For foo([_, _ | T]) -> foo(T) in your example, we should find out that it can't match spec foo(bar) -> baz so we try the second spec-clause foo(list()) -> baz | qux. We have [_,_|T] :: list(), so T :: list() and foo(T) :: baz | qux. We may do exhaustiveness checking for the first spec-clause foo(bar) -> baz but not for the second, i.e. we could disable exhaustiveness checking per spec-clause, if we're smart enough.

[erszcz]

I don't agree about switching.

I get that. My question was to be read more as "how should we match the function clause with the spec clause" and not to suggest actually going from top to bottom is the right/only way to do it. And your elaboration on how it could work is spot on :+1:

[zuiderkwast]

Great that we agree! :relieved: Perhaps the assumption that specs can't overlap makes it easier for us. This is from https://www.erlang.org/doc/reference_manual/typespec.html#specifications-for-functions:

A function specification can be overloaded. That is, it can have several types, separated by a semicolon (;):

-spec foo(T1, T2) -> T3
       ; (T4, T5) -> T6.

A current restriction, which currently results in a warning (not an error) by the compiler, is that the domains of the argument types cannot overlap. For example, the following specification results in a warning:

-spec foo(pos_integer()) -> pos_integer()
       ; (integer()) -> integer().

I don't know if the compiler actually warns about this. I guess it doesn't.

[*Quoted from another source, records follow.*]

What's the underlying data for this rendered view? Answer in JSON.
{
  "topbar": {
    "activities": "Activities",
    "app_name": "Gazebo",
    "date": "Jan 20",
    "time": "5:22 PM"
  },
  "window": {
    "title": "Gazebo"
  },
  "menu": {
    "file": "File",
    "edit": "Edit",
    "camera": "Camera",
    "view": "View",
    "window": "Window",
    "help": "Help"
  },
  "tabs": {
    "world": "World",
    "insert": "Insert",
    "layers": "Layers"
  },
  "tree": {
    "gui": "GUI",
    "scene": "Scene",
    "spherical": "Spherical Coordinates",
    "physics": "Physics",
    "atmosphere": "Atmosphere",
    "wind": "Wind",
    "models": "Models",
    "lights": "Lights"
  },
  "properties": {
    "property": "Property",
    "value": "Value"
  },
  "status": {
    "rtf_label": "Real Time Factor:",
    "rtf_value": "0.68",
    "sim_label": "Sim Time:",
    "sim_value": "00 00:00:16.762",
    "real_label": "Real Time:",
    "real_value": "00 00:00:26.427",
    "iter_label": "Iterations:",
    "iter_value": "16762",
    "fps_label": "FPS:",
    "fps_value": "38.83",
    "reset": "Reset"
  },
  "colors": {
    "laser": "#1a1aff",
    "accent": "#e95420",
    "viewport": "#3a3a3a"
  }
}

Maybe we should be careful about any(), since in Gradualizer it doesn't mean top() but any type between none() and top(). It's just not spelled out statically which type it is. This means that we can't determine if it overlaps with another type. We can perhaps assume that it doesn't, or we can forbid things like the following:

%% Let's say we haven't decided yet if this is an integer or a float
-type my_number() :: any(). % <--- WIP

-spec bar(my_number()) -> ping;
         (atom()) -> pong.
bar(N) when N > 0, N < 10 -> ping;
bar(X) -> pong.

If the occurrence any() in the example above is a number in runtime, these clauses don't overlap. (In this example we could infer it to 1..9 | float() but I don't know if that's always possible.)

Maybe it's not going to be a problem in practice. It seems unlikely that anyone will do this. We could simply forbid it if it makes life easier.

[erszcz]

Maybe it's not going to be a problem in practice.

Hmm, I imagine one might want to write a function like the following:

-spec classify(integer()) -> integer;
              (_) -> non_integer.
classify(I) when is_integer(I) -> integer;
classify(_) -> non_integer().

I think it's worth trying to make it possible, but let's see how it goes.

[zuiderkwast]

Right, it looks much more reasonable to have any() in a catch-all clause. If we'd have negation and intersection, we could interpret _ in the second clause as any() \ integer()... [Edit] Or we can just allow any().

[erszcz]

This is fixed by #461, closing it now.